Les samedis soirs
Elle me parle parfois de ses samedis soirs, des livres qu’elle dévore et qui lui tiennent lieu d’amis. Elle me parle d’eux avec des mots tellement doux et les yeux attendris. Ses lectures n’ont rien de celles de ses collègues, si bien que quand l’une ou l’autre se met à discourir en long et en large sur le roman à la mode, qu’elle sait qu’elle ne lira pas, elle fait semblant d’écouter.

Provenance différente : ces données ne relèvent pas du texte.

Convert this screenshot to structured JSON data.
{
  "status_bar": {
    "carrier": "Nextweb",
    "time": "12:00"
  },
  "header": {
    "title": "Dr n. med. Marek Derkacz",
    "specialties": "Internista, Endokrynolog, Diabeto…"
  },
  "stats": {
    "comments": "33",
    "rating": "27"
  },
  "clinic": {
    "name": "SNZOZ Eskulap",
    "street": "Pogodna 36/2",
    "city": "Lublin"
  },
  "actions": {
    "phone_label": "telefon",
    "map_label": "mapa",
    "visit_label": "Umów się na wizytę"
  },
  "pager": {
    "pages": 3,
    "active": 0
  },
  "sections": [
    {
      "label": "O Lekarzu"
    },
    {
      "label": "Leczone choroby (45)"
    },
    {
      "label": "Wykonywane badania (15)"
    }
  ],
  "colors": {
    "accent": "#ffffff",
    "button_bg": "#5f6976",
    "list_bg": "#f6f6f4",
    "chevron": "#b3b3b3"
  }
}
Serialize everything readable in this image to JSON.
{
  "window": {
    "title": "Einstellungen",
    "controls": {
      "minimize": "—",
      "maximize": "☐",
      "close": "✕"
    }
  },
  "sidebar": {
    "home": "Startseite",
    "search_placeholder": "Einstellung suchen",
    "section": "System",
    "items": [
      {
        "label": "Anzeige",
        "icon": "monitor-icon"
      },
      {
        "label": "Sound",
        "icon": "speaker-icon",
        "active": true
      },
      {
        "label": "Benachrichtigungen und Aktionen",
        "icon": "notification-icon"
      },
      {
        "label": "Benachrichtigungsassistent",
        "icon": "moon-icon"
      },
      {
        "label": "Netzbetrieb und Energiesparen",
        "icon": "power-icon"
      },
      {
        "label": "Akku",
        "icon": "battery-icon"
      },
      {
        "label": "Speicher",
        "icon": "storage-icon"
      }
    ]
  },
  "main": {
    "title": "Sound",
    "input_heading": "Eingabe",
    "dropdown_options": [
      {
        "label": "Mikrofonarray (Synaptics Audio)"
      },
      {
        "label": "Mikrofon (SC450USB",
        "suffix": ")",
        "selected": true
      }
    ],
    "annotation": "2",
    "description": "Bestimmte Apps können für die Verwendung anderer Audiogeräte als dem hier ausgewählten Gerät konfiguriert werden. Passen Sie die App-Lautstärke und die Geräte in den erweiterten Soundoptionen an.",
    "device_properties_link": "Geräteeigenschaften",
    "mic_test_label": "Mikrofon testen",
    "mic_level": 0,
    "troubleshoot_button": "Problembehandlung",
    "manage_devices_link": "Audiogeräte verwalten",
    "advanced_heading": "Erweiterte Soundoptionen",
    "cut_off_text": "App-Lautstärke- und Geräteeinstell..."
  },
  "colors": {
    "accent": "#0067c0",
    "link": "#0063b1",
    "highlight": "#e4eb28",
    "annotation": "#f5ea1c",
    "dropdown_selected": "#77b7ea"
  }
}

Elle pense à ceux qui l’attendent, livres dénichés dans les librairies d’occasion, livres d’une autre époque, livres de toujours laissés pour compte parce que tout passe, livres auxquels elle s’abreuve comme à l’eau d’un puits intarissable.
Elle me parle parfois d’auteurs aux noms exotiques. Elle glisse dans sa conversation des titres aussi beaux que des poèmes. Et je l’écoute. Et je l’écouterais des heures et des heures. Elle aime tant les livres et ceux qui les écrivent.
Elle me parle d’un recueil de nouvelles paru il y a peu chez un petit éditeur. Elle est triste. Elle sait que le trésor passera inaperçu et qu’il n’y a qu’à moi qu’elle peut en parler. Celles qui l’entourent ne lisent que ce qui est conseillé dans la presse.
Elle me parle de ce poète qui a inspiré un peintre suisse qui vit à Montréal et dont elle apprivoise l’écriture hermétique. Elle me parle des mots qui s’entrechoquent, des idées qui se confrontent et les poèmes deviennent magma quand elle s’abandonne à dire ce qu’elle ressent.
Elle me parle de ses samedis soirs. Et elle me regarde intensément. Elle sait que les miens ont la couleur des siens.